If we were an average Premier League footballer, coming to the end of our playing career but pocketing a massive £250-300k per week, depending upon who you believe, we would probably want to stay where we are as well.
Emitting the occasional “we would like to play more games“, and, “we do everything we can to help the team, on and off the pitch“, we just hope that we are making the right noises in order not to be sold to a club where we will have to take a very large pay cut, particularly if that club is one we supposedly love and support. A clear example of how greed is a much more powerful emotion than love.
Rewind just a few short years and Rooney was behaving like the spoilt brat he has become. He had thrown his toys out of the pram on two occasions, once when suggesting that his teammates were not of sufficient quality to grace the same field as himself and another when he fell out with Sir Alex Ferguson about his role within the team.
This second occasion was exacerbated by Ferguson telling the world that Rooney had asked for a transfer when this was, apparently, unreported news to the man himself.
The sad thing about Fergie’s retirement, (lack of trophies apart), is that Rooney would surely have been sold had the Scotsman remained in charge, even for one more year. This, as we all know, did not transpire and the spoilt brat is still at the club, still collecting far too much money and is now not even good enough for the first team.
It is a ridiculous situation which United have allowed to develop by caving in to his agent’s demands on the two occasions previously mentioned. The highest paid player at the club can’t get into the team!
The big difference now is that Rooney realises he is not going to get a move to Chelsea, or Manchester City, or Real Madrid, or Barcelona. Having been replaced by a 35 year-old Swede, the best he can now hope for is Everton, China or America. The big dilemma for him, which shows how greedy he is, is that he would rather sit on the bench at United than return to his boyhood club, where he would play every game, for less money. He is also too insular a person to adapt to a new lifestyle in the USA, which obviously rules out any chance of him going to China.

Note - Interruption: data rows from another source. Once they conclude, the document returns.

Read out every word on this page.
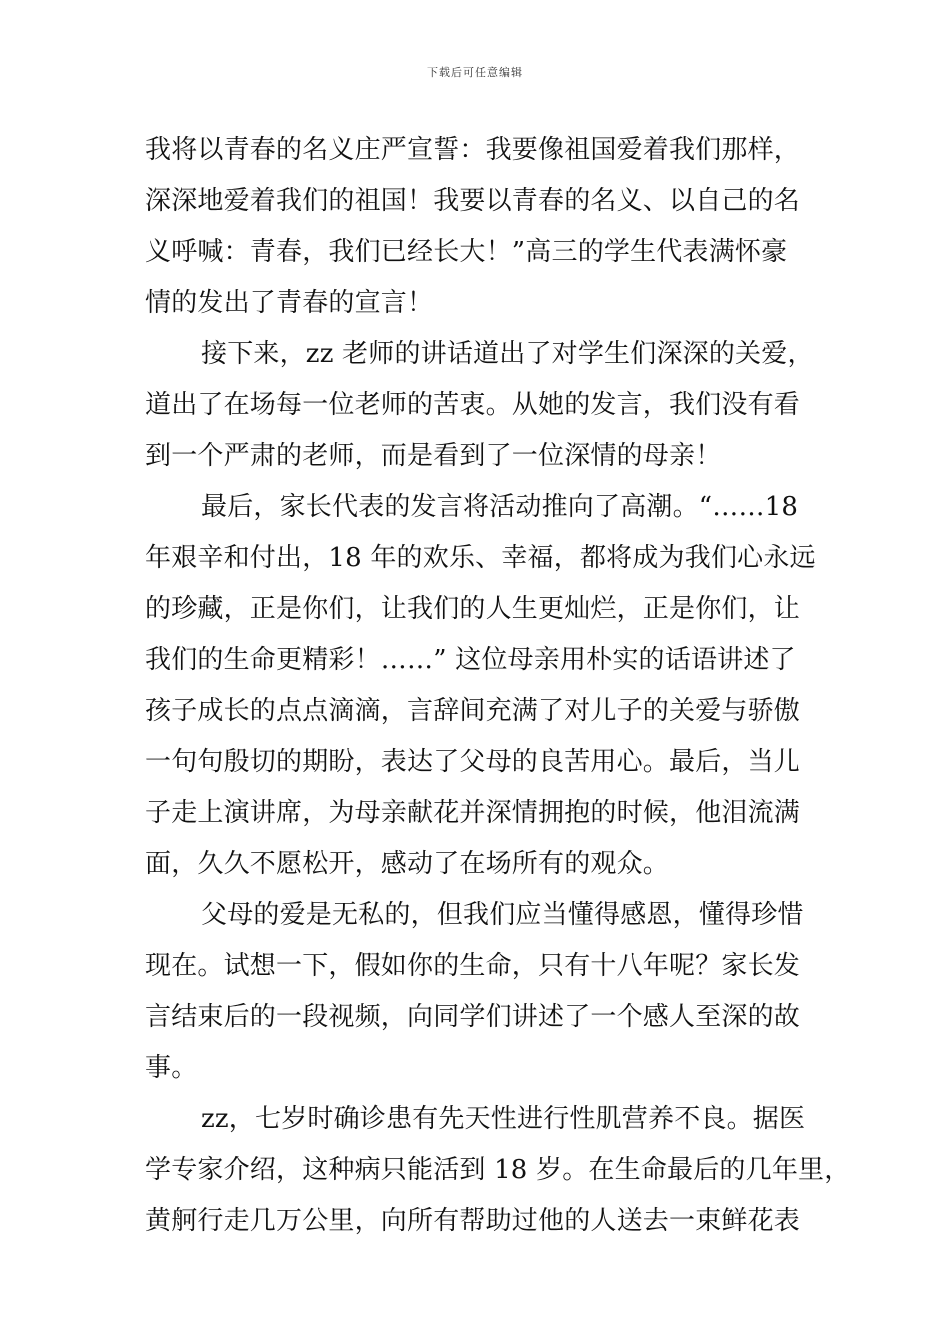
下载后可任意编辑
我将以青春的名义庄严宣誓：我要像祖国爱着我们那样，
深深地爱着我们的祖国！我要以青春的名义、以自己的名
义呼喊：青春，我们已经长大！”高三的学生代表满怀豪
情的发出了青春的宣言！
接下来，zz 老师的讲话道出了对学生们深深的关爱，
道出了在场每一位老师的苦衷。从她的发言，我们没有看
到一个严肃的老师，而是看到了一位深情的母亲！
最后，家长代表的发言将活动推向了高潮。“……18
年艰辛和付出，18 年的欢乐、幸福，都将成为我们心永远
的珍藏，正是你们，让我们的人生更灿烂，正是你们，让
我们的生命更精彩！……” 这位母亲用朴实的话语讲述了
孩子成长的点点滴滴，言辞间充满了对儿子的关爱与骄傲
一句句殷切的期盼，表达了父母的良苦用心。最后，当儿
子走上演讲席，为母亲献花并深情拥抱的时候，他泪流满
面，久久不愿松开，感动了在场所有的观众。
父母的爱是无私的，但我们应当懂得感恩，懂得珍惜
现在。试想一下，假如你的生命，只有十八年呢？家长发
言结束后的一段视频，向同学们讲述了一个感人至深的故
事。
zz，七岁时确诊患有先天性进行性肌营养不良。据医
学专家介绍，这种病只能活到 18 岁。在生命最后的几年里，
黄舸行走几万公里，向所有帮助过他的人送去一束鲜花表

So the new Wayne Rooney is now happy to be a squad player at Old Trafford, at least for another season. This is a turnaround in attitude similar to José Mourinho’s new found love for the Europa League, which, once it has been won, will become just “a stepping stone to the Champion’s League“, which is the one Mourinho really cares for.

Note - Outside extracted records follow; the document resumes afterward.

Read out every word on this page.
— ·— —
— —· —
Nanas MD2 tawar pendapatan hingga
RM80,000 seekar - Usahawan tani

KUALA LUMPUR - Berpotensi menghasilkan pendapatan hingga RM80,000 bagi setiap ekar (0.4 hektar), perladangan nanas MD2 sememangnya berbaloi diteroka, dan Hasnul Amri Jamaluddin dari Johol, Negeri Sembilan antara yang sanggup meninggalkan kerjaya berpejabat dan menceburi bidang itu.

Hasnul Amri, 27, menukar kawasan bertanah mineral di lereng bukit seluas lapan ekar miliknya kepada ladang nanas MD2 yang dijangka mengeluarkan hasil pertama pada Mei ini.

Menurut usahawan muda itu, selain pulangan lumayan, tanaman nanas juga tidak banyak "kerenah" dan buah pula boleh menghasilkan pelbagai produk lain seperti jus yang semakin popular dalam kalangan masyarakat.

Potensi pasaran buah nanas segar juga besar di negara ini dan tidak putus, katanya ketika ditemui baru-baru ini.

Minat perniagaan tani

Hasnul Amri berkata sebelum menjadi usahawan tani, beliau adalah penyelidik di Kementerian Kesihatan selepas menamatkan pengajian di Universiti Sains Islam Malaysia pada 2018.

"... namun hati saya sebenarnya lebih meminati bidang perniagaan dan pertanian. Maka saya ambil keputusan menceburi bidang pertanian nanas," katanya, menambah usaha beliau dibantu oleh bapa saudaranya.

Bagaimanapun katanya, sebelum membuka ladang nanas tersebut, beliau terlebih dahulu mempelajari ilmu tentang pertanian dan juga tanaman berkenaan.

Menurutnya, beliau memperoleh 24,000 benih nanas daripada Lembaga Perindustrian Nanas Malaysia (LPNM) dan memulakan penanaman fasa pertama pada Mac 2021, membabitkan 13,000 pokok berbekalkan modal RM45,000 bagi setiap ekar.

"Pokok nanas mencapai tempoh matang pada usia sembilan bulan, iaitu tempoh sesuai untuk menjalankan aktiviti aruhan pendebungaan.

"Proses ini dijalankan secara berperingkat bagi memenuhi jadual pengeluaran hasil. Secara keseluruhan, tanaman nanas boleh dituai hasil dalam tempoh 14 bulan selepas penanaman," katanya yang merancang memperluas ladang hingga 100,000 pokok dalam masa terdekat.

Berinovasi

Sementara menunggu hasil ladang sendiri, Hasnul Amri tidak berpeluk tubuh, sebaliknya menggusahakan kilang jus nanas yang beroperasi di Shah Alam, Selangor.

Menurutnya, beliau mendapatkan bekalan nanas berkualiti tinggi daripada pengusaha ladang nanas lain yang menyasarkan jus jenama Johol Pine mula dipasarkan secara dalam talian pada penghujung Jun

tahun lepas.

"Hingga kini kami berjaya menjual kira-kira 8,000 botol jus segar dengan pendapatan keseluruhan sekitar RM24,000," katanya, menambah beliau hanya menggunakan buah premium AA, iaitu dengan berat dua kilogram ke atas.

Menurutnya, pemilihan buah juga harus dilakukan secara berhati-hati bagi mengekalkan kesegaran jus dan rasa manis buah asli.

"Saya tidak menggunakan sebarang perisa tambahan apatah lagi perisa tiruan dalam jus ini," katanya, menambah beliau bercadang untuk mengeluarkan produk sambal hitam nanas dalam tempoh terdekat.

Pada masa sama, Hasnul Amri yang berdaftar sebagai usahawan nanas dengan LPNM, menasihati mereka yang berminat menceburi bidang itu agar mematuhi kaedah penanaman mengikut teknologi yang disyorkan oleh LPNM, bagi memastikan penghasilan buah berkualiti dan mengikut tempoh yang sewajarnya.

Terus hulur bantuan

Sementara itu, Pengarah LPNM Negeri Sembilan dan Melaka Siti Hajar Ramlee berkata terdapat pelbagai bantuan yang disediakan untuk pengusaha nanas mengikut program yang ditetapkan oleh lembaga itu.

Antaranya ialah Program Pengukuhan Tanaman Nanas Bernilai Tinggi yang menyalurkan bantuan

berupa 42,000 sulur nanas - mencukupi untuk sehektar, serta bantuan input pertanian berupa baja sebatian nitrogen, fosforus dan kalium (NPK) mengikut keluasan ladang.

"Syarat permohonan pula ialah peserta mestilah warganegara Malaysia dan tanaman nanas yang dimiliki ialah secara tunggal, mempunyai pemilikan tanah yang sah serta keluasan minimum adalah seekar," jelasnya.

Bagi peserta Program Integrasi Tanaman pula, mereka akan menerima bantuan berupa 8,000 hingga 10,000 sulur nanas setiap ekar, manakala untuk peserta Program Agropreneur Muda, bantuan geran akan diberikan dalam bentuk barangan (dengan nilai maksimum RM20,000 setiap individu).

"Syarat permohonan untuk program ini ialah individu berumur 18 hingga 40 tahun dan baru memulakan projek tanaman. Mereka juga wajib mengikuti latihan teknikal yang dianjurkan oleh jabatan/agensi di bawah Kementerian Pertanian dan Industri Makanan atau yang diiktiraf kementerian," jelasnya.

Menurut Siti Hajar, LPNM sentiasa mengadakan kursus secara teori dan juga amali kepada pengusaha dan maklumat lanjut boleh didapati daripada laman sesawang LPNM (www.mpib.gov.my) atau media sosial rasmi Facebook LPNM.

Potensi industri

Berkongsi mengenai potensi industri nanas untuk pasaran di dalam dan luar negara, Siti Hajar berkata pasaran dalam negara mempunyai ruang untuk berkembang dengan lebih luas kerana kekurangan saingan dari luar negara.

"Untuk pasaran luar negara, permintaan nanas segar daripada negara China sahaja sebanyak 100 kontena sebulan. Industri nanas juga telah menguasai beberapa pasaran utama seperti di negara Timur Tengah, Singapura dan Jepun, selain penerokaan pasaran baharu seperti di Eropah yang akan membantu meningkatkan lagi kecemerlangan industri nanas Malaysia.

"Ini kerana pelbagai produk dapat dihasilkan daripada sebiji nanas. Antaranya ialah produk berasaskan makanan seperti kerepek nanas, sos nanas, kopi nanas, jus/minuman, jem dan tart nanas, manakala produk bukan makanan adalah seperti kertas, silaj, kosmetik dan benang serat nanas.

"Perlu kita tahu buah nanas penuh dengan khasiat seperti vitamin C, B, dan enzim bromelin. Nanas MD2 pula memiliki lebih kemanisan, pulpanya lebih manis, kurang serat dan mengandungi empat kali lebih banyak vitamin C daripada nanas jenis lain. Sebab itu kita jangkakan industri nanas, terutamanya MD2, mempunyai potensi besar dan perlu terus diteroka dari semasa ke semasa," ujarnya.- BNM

If his wish is granted and United don’t offer Rooney a new contract, then he can leave for free at the end of next season. This will cost United another 12 months salary of approximately £14.4 million AND a transfer fee which would probably be in the region of £15-20 million, given his age.
So, to use an expression profoundly detested by this publication, it is a no-brainer. Rooney has to be sold this Summer to anybody who will have him if only because his ridiculous salary could finance three new young players.
Bye-bye Wayne, it was fun while it lasted, (some of the time, anyway).